Hasta aquellos trabajadores de la Central Nuclear de Lemoiz, que no compartían el cierre de la misma decretado por Iberduero tras los ataques de ETA y que exigían su reapertura, nublado su futuro. También ellos fueron apaleados por las FOP, las llamadas Fuerzas de Orden Público.
Cargas ciegas contra quienes llevaban la ikurriña. Aquella tricolor que portaron Kortabarria e Iribar, Athletic y Real hermanados, en Atotxa. A la salida, manifestación de júbilo y furia policial. Heridos. La historia únicamente recoge el hito. En fiestas patronales, con santos o sin ellos. El recuerdo de Josu Zabala. Con Franco vivo y también con Franco bajo toneladas de cemento en el Valle de los Caídos.

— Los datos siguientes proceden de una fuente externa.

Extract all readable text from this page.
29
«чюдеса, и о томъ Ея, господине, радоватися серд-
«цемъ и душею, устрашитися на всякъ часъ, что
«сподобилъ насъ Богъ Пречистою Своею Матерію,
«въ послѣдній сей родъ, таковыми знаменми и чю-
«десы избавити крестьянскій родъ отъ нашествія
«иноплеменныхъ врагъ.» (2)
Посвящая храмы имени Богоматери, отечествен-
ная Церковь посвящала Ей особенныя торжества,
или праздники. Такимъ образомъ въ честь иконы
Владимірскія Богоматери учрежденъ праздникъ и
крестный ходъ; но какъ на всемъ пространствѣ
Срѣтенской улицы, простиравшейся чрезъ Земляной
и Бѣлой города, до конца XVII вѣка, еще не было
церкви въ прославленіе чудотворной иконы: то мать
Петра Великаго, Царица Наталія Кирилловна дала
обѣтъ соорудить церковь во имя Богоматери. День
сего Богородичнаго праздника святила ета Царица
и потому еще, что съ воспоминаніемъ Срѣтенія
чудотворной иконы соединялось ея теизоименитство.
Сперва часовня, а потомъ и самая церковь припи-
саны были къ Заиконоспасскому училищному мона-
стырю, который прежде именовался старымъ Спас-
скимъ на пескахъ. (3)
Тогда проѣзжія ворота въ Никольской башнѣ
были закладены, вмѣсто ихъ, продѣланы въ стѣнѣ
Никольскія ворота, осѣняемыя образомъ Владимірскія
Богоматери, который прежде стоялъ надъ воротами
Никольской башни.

En dictadura, en la transición, en «democracia». Olentzeros descuartizados, fiestas navideñas reventadas en Iruñea por las FOP por portar un icono de la CAV. ¡Cuánta ignorancia sobre el carbonero que lleva regalos a los niños buenos! Santomases a sangre y fuego que llevaron a protestar al Ayuntamiento donostiarra del difunto alcalde jeltzale Labayen como si fuera un «radical proetarra». Por tocar el txistu, instrumento obviamente separatista, a la salida de San Mamés, con la excusa del respeto a la afición del Betis, ¡ay las versiones oficiales!

Manifestaciones abortadas de ecologistas en bicicleta, con flores en el manillar, de insumisos contra la guerra, de internacionalistas frente al teatro que acogía a la orquesta sionista. De disminuidos psíquicos que protestaban por al cambio de uso de Arkaute a sede policial. La Ertzaintza también homologada en eso de apalear a diestro y siniestro, estrenándose con padres e irakasles de ikastolas. Rosa Zarra, moribunda, jaleados los agentes autonómicos por lazos azules.

Familiares que lloraban a sus muertos, agredidos. En la calle, en la estación ferroviaria, en el aeropuerto, en la muga mientras comprobaban los documentos del traslado, en el cementerio antes de enterrar los restos de los suyos. Humillados, vejados e incluso imputados por sentir, por exteriorizar las emociones que nos proporcionan la condición humana.

Manifestantes apaleados, heridos, muertos, por pedir libertad, acercamiento de presos, amnistía. Por denunciar el terrorismo de Estado, por denunciar las desapariciones de Pertur, de Naparra. Teodora Sánchez, muerta, atropellada por un jeep que circulaba a la velocidad del rayo en Orereta para reprimir a los que escapan de la carga. Luego el despojo.

Echo en falta, muy en falta, una de las múltiples patas en ese relato que nos están construyendo, convirtiendo a agentes en víctimas, a verdugos en fervientes defensores de la democracia, a porras en floreros, que únicamente refieren al silbido de la bala y no el impacto de la misma. Que desliza, al parecer sin apenas vergüenza, la palabra «abuso», sin llegar al fondo.

Hay, como sucedió anteriormente a esa fecha que sigo sin saber por qué está marcada de esa manera (1960), un ejercicio de amnesia inducido, una frivolización de las posiciones políticas mantenidas por el poder omnipresente, un olvido premeditado para mostrar a las generaciones venideras un pasado trucado. Para que la impunidad sea convertida en ley eterna. Y a relato le falten la mayoría de sus letras.